During the spring of 2020, the SMS team ramped up efforts to begin designing, developing, testing the new SCONE™ device, and then in the fall prepared to launch a full-scale manufacturing process based in North Carolina. Now with the FDA EUA greenlight, SMS will begin distributing SCONE™ units across the country at the end of the year.

Dr. Brandon Lawrence, SCONE Chief Medical Officer and ER Physician in Phoenix, AZ, has been treating COVID-19 patients from the beginning. He states, “The widespread demand from HCWs for barrier protection devices, even the old ones without negative pressure, was overwhelming during the start of the pandemic. Adding negative-pressure technology allows patients to be more safely placed on CPAP/BIPAP, receive aerosolized nebulizer treatments, undergo emergent procedures if their COVID-19 status is unknown, and possibly allow end of life care visits with family.”

According to Michael Wallace, M.D. at Mayo Clinic, who collaborated with the SMS team: “There is an urgent need for small capacity self-contained negative pressure environments that utilize existing hospital suction lines and HEPA filtration. The development of the SCONE™ device will provide new opportunities for hospitals to control aerosol spread to other patients and healthcare workers.”

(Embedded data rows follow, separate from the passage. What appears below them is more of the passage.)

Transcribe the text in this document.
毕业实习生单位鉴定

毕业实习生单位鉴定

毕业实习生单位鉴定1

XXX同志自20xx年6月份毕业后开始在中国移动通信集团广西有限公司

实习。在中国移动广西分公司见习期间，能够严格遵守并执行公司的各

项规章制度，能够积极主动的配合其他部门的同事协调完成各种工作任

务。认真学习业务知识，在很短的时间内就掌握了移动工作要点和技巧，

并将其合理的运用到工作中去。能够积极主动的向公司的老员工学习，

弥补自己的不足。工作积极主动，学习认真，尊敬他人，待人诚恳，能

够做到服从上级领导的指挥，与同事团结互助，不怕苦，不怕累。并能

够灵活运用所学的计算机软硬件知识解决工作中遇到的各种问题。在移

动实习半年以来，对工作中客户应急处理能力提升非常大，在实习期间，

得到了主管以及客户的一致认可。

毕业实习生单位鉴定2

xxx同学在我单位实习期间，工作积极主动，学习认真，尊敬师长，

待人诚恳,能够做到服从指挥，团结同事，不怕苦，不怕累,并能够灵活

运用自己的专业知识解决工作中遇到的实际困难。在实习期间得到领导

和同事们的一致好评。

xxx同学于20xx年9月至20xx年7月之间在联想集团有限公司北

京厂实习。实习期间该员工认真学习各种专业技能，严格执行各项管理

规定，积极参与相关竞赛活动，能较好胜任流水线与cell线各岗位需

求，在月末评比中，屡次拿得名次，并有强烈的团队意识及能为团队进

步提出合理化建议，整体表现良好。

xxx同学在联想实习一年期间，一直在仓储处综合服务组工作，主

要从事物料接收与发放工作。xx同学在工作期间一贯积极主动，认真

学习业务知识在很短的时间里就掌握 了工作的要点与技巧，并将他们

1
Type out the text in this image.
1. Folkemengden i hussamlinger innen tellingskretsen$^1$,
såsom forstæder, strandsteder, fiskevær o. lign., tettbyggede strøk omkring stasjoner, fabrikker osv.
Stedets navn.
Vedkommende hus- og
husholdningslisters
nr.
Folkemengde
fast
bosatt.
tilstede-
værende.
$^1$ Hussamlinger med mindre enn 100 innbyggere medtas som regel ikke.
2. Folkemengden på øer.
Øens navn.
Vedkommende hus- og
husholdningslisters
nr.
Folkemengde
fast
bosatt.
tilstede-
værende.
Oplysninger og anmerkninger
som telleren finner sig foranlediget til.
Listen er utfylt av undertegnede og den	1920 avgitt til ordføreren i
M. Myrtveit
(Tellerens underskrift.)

During the midst of this recent pandemic surge and beyond, SCONE™ aims to help ease the burden on hospitals by providing backup small-capacity negative pressure units that allow for safer treatment, triage, and patient transport. Implementing new, more sustainable, protocols using the SCONE™ device may also allow for planned family visitation and end-of-life care closure for those in desperate need of it most right now.